PERNIKAHAN_GADIS_BUTA

#PERNIKAHAN_GADIS_BUTA



Aku terbangun karena Araska menjatuhkan sesuatu di lantai. Bunyinya serupa gelas pecah. Badanku sudah mengeluarkan keringat dan tidak sedingin beberapa jam yang lalu. Obat penurun panas yang diberikan Desmi melakukan tugasnya dengan sangat baik. Kusibak selimut dan duduk di tepi ranjang. Dapat kurasakan bau parfum Araska menguar memenuhi seisi kamar. Barangkali dia tengah bersiap-siap untuk menghadiri rapat penting yang dibicarakannya semalam.

“Jangan turun dulu, kaca-kaca ini bisa melukaimu. Tetaplah di sana sampai seseorang datang membersihkan kamar ini.”

Aku tercenung mendengar apa yang baru saja Araska ucapkan.
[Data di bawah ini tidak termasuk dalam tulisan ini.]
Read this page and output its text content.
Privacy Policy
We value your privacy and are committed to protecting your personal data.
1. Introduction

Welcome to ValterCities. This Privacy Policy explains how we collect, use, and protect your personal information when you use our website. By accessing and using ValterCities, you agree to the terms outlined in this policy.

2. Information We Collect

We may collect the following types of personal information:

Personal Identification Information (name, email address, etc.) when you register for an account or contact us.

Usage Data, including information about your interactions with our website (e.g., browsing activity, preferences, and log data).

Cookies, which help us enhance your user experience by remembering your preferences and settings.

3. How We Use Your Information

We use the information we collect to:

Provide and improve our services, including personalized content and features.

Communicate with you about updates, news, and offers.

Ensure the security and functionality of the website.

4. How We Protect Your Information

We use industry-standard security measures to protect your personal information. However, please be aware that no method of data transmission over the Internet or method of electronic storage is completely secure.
Ada setitik bahagia menyelinap diam-diam ke dalam rongga dada. Tumben bunglon ini memperhatikan keselamatanku.

“Apakah kau akan pulang cepat malam ini? ada yang ingin kubicarakan denganmu.”

“Jangan menunggu. Aku punya janji dengan seseorang.”

“Apakah seseorang itu, Mika?”

“Jangan ikut campur terlalu dalam dengan urusan pribadiku, Dezia. Ingat perjanjian kita.”

Aku kembali diam. Kalimat yang telah tersusun rapi di benak urung kuungkapkan. Araska memang berbeda. Dia bisa bersikap ramah dan ketus dalam satu waktu. Apakah dia pengidap bipolar? Tiba-tiba pikiran liarku bergerilya. Ah, Pasti tidak begitu dan sikapnya yang begini hanya berlaku untukku saja. Devid bilang dia adalah sahabat yang hangat. Hatiku pun membenarkan hal itu saat melihat caranya bersikap pada Mika dan Ilona.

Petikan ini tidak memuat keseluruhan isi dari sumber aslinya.